Para o secretário da SMIR, Júlio Domingues, a atividade, considerada pioneira no município, foi bastante proveitosa e bem-sucedida. Para ele, é difícil ficar indiferente a todas as informações apresentadas durante os dois dias de curso. Domingues destacou a qualidade dos palestrantes e suas apresentações e a presença diversa de várias representações do serviço público de Pelotas. “O principal legado deste trabalho é trazer a percepção de que o racismo influencia nas relações sociais, no nosso cotidiano e em nossas práticas”, comentou.
Para a presidente da Comissão de Igualdade Racial da OAB Subseção Pelotas, Sinara Ferreira, a realização do curso na sede da entidade traz um peso simbólico bastante significativo. “É histórico. É um compromisso real com a justiça social e racial.”

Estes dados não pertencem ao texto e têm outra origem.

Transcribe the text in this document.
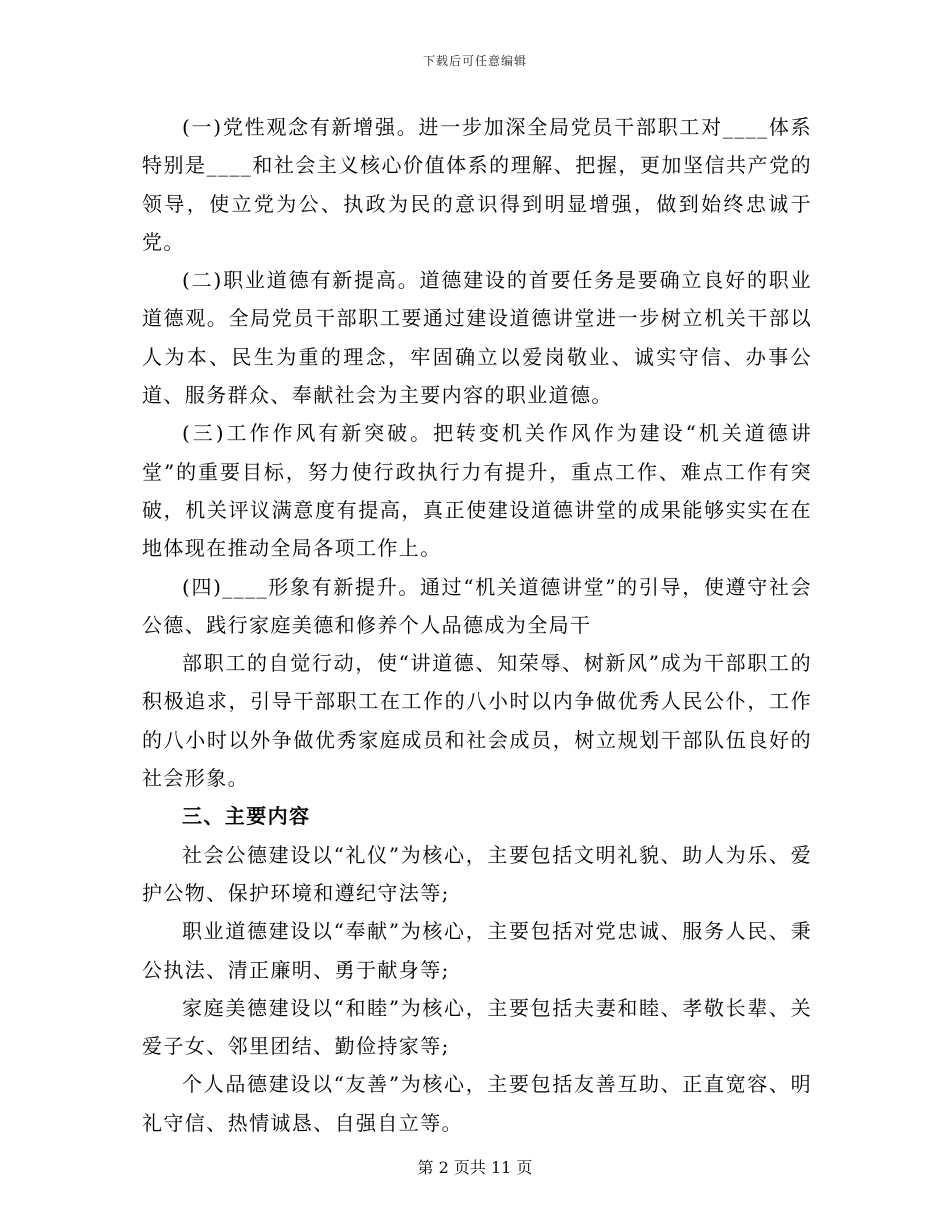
下载后可任意编辑

(一)党性观念有新增强。进一步加深全局党员干部职工对____体系特别是____和社会主义核心价值体系的理解、把握，更加坚信共产党的领导，使立党为公、执政为民的意识得到明显增强，做到始终忠诚于党。

(二)职业道德有新提高。道德建设的首要任务是要确立良好的职业道德观。全局党员干部职工要通过建设道德讲堂进一步树立机关干部以人为本、民生为重的理念，牢固确立以爱岗敬业、诚实守信、办事公道、服务群众、奉献社会为主要内容的职业道德。

(三)工作作风有新突破。把转变机关作风作为建设“机关道德讲堂”的重要目标，努力使行政执行力有提升，重点工作、难点工作有突破，机关评议满意度有提高，真正使建设道德讲堂的成果能够实实在在地体现在推动全局各项工作上。

(四)____形象有新提升。通过“机关道德讲堂”的引导，使遵守社会公德、践行家庭美德和修养个人品德成为全局干

部职工的自觉行动，使“讲道德、知荣辱、树新风”成为干部职工的积极追求，引导干部职工在工作的八小时以内争做优秀人民公仆，工作的八小时以外争做优秀家庭成员和社会成员，树立规划干部队伍良好的社会形象。

三、主要内容

社会公德建设以“礼仪”为核心，主要包括文明礼貌、助人为乐、爱护公物、保护环境和遵纪守法等;

职业道德建设以“奉献”为核心，主要包括对党忠诚、服务人民、秉公执法、清正廉明、勇于献身等;

家庭美德建设以“和睦”为核心，主要包括夫妻和睦、孝敬长辈、关爱子女、邻里团结、勤俭持家等;

个人品德建设以“友善”为核心，主要包括友善互助、正直宽容、明礼守信、热情诚恳、自强自立等。

第 2 页共 11 页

Ela considera a parceria com a SMIR um alinhamento com coragem e responsabilidade, capaz de promover mudanças concretas. “Ter uma secretaria que assume essa pauta e atua lado a lado com a OAB é sinal de que estamos avançando”, considerou.
Sinara também enalteceu o alto nível dos palestrantes – o Dr. Fábio Gonçalves e a psicóloga Iyá Sandrali apresentaram-se no primeiro dia da programação. “Eles trouxeram não apenas profundo embasamento teórico, mas também suas vivências enquanto pessoas negras que enfrentam — por dentro — as estruturas que, por tanto tempo, nos invisibilizaram”, considerou.
A advogada colocou a parceria à disposição das instituições presentes para a realização de formações sobre o tema e pediu que eles atuem como multiplicadores do conteúdo que receberam. “Que essa formação não pare por aqui e que o serviço público, pouco a pouco, se transforme em um espaço mais justo, mais acessível e verdadeiramente antirracista”, concluiu.